そのようななか、2022年11月、日本企業に初めてGDPRの制裁金が科されたことが明らかになりました。
日系大手通信社のスペイン子会社が、取引先の顧客情報漏洩に関し過失があったと判断され、2022年8月、現地のデータ保護当局より、約6万4,000ユーロ(約940万円)の制裁金が科されたのです。
今回のことの始まり
一昨年の2021年8月。スペイン子会社が顧客管理システムを提供している保険会社において、顧客情報の漏洩事件が発生し、データ保護当局が調査を始めました。その結果、スペイン子会社側に対し、情報漏えいを防ぐためのセキュリティ対策等が不十分であったとの指摘がなされたようです。
GDPRとは
そもそもGDPRとは、欧州連合(EU)で採択された「EU一般データ保護規則(General Data Protection Regulation)」のことで、2018年5月に施行されました。日本の個人情報保護法にあたりますが、対象となる情報範囲が広く、罰金も高額です。
違反した場合、最大2000万ユーロと全世界年間売上の4%までのいずれか高い方(GDPR第83条 5項)が課され、日本円にしておよそ25億以上という高額な制裁金を課される可能性があります。
高額制裁金事例
これまでの高額制裁金事例には、2019年フランスのデータ保護当局がGoogleに5,000万ユーロ(約62億円)科した事案や、2021年にルクセンブルクのデータ保護当局がAmazonに7億4600万ユーロ(約970億円)の支払いを命じた事案などがあり、年々増える傾向にあります。
GDPRの適用においては「自社は顧客管理システムを提供しただけであり、実際に個人データの取り扱いをしたのはシステムユーザである。
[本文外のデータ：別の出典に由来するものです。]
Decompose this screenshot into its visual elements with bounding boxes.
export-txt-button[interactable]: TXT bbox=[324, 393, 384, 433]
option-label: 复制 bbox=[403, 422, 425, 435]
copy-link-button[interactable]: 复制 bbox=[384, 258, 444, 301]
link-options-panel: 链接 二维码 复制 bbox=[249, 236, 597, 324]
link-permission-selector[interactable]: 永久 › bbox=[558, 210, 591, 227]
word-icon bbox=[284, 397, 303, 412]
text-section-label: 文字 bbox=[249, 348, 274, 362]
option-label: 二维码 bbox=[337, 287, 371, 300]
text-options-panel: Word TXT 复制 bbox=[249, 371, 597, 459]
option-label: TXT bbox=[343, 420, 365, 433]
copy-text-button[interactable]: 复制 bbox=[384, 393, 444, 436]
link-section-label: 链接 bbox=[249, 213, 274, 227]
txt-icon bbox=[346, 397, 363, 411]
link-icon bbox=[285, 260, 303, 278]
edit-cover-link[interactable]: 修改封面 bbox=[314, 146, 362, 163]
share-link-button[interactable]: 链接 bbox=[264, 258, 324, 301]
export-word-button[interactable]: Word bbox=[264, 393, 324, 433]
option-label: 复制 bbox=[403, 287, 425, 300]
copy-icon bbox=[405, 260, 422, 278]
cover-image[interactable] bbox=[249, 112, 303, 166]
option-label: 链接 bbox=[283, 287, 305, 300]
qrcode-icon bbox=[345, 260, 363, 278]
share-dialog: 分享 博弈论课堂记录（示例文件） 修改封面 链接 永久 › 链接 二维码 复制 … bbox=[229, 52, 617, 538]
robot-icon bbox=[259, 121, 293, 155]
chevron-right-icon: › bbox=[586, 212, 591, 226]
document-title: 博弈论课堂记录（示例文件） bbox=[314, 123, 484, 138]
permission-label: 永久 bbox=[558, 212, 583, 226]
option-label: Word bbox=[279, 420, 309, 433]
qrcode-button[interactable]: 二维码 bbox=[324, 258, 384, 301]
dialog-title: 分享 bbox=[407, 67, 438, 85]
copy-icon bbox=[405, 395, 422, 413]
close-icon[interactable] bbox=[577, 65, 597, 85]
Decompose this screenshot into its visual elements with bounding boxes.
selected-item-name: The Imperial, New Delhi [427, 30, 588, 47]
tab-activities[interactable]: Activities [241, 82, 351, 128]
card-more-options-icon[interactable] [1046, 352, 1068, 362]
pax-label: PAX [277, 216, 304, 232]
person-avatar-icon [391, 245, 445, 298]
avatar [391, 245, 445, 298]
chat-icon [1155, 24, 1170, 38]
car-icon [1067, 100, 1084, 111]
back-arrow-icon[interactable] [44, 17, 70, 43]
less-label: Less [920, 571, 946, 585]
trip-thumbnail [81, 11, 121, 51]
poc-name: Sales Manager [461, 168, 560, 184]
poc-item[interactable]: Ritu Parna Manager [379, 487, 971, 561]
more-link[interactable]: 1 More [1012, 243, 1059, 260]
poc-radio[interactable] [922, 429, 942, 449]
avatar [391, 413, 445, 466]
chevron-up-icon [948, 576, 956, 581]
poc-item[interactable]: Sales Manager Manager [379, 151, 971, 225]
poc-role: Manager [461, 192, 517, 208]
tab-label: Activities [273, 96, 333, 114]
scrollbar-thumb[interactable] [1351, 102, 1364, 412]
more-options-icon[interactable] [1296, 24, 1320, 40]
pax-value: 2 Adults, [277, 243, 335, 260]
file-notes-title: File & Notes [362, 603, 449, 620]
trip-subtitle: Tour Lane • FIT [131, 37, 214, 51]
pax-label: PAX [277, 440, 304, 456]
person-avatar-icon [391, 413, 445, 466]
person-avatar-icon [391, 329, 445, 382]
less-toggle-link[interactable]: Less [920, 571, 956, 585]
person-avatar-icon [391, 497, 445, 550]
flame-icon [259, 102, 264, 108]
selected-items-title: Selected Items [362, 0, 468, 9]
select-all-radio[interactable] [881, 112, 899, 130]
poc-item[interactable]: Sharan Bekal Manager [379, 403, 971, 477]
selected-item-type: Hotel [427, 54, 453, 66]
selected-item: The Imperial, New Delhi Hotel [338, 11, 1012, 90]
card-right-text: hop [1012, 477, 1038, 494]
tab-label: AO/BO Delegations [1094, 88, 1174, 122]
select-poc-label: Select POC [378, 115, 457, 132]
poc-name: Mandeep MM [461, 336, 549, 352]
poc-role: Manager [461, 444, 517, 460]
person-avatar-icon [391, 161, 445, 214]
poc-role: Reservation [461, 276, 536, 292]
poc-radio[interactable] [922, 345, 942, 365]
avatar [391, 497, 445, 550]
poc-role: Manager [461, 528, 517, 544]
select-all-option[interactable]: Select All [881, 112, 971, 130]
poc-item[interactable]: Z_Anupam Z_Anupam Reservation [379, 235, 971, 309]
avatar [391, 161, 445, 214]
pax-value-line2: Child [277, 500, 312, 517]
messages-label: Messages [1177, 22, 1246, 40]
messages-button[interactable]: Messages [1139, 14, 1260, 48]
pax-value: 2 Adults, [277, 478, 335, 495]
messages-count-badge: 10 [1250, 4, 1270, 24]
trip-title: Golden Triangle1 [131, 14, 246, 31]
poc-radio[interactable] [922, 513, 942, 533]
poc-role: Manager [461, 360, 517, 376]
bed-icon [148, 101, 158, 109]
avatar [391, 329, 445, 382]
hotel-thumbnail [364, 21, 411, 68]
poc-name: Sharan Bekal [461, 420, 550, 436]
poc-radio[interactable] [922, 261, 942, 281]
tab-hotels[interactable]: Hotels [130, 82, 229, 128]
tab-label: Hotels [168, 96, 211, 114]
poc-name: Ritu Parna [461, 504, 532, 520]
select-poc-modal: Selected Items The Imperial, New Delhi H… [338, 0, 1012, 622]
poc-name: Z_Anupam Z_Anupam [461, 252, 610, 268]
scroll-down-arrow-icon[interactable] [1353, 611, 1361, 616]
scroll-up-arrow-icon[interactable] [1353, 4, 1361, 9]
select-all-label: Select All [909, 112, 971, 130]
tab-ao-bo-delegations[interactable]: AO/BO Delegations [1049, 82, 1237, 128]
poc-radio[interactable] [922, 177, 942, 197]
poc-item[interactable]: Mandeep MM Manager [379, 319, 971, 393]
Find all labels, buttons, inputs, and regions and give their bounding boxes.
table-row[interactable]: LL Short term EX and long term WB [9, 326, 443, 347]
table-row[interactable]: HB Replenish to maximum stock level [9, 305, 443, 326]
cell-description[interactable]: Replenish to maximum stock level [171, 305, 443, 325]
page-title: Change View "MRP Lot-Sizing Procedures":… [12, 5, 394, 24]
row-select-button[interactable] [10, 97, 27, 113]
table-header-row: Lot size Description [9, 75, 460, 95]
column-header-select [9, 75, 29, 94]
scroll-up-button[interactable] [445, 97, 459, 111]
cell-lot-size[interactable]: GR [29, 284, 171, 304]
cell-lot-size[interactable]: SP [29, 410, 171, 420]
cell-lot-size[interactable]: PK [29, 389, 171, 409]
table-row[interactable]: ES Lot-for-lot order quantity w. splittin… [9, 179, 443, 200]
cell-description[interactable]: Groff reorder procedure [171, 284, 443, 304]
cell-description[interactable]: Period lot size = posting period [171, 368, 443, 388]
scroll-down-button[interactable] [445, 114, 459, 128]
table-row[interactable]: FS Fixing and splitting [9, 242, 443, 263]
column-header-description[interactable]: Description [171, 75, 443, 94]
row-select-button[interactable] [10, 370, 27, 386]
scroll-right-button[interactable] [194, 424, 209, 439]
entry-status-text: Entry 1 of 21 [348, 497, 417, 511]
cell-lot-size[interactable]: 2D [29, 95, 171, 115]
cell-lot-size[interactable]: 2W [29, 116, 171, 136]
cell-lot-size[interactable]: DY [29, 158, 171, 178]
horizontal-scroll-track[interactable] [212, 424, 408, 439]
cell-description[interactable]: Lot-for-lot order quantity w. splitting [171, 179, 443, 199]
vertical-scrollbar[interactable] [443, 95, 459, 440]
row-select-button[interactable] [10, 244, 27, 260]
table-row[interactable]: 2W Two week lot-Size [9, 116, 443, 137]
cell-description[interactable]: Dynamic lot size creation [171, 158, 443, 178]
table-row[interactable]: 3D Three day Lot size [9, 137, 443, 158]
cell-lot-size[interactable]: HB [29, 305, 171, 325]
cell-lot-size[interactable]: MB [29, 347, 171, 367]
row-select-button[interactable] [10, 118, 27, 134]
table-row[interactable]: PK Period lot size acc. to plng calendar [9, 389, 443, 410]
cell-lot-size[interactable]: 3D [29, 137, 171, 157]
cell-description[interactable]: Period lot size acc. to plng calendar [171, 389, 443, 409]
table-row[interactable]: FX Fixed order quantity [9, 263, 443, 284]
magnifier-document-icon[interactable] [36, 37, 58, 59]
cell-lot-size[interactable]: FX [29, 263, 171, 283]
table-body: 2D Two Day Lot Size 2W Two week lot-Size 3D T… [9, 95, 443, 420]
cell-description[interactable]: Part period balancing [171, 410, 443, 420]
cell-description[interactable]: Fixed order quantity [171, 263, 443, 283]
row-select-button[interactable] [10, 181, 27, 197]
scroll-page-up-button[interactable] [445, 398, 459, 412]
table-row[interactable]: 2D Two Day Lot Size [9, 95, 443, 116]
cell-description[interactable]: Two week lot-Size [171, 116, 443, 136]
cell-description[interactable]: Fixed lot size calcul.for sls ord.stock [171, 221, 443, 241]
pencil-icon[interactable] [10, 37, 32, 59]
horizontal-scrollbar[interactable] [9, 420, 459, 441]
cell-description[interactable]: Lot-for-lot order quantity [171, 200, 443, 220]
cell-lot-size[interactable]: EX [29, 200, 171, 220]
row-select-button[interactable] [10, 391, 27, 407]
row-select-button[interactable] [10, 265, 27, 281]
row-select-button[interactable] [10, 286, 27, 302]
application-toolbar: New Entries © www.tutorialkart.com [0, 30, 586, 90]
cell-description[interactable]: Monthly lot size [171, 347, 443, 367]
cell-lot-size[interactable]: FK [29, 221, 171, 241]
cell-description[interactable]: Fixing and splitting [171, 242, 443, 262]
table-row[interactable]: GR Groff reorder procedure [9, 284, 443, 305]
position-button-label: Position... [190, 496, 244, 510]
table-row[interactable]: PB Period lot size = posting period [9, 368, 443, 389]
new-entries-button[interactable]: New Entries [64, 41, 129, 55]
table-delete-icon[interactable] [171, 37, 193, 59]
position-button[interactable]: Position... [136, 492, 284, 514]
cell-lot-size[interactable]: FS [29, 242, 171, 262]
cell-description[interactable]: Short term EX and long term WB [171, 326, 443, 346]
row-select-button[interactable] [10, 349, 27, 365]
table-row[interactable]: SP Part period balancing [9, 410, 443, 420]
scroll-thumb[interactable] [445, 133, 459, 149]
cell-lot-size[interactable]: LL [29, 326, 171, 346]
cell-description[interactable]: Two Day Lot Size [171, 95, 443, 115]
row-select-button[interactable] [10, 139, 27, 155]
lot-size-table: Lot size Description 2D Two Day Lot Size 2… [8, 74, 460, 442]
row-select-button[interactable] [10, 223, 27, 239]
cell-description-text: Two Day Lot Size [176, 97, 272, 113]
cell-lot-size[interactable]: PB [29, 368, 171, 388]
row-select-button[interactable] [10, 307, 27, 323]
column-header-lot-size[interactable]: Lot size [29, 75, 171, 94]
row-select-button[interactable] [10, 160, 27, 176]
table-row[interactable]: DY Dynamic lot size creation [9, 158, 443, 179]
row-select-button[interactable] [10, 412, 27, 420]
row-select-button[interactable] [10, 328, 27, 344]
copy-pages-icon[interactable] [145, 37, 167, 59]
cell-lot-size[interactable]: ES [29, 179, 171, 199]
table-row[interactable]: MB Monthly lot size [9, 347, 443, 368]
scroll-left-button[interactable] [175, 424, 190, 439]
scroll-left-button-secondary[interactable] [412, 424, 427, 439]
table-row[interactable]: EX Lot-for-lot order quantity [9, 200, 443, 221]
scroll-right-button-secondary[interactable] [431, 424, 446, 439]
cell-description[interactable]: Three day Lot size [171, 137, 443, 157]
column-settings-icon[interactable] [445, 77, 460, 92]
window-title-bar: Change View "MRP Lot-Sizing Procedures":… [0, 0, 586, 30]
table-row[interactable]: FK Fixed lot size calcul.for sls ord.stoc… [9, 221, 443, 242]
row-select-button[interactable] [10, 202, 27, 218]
」とはなりません。
システムの提供者、利用者ともに厳格な規制がかけられています。
さらに保護対象の個人データには、IPアドレスやCookie(クッキー)情報などのオンライン識別子も含まれます。
EUに拠点や子会社を持つ企業の営業活動における個人データの扱いはもちろん、拠点がどこにあろうと海外向けにWebサイトを展開している場合なども対応は必要です。サイト上ではさまざまなデータが取得されマーケティングなどに利用されており、EU域内からのアクセスも考えられるためです。
最近、WebサイトでCookieの利用について同意を得るポップアップやメッセージの表示が推奨されているのは、このためです。
日本の状況
一方で、日本はGDPRの十分性認定を受けています。個人データについて十分な保護水準を確保している国との決定を受け、個人情報保護法などの仕組みをもって代用できるようになりました。2020年には改正個人情報保護法が成立し、個人情報漏えい発生時の報告義務や利用目的外の不適正利用の禁止などの責務も追加されました。
とはいえEU圏内の個人情報に関する違反等があった場合はGDPRの処罰対象となるのです。
弊社の場合、外資系企業様とのお取引もあり自社サイトに英語版も持っています。
この事件を受け、弊社ビジネス・アソシエイツにおいても、データ保護やセキュリティへの対応につき、あらためて取り組んでいきます。
最後に
今回、日系企業へのGDPR制裁処分が公表されたことで、GDPRが身近なものとして意識されたと同時にデータ保護の重要性やその仕組みを改めて考える機会となったのではないでしょうか。
今後さらにサイトポリシーや、CMP導入、セキュリティ体制など、強化が進んでいくことと思います。
あらためてみなさんの会社でもデータ保護について見直してみてはいかがでしょうか。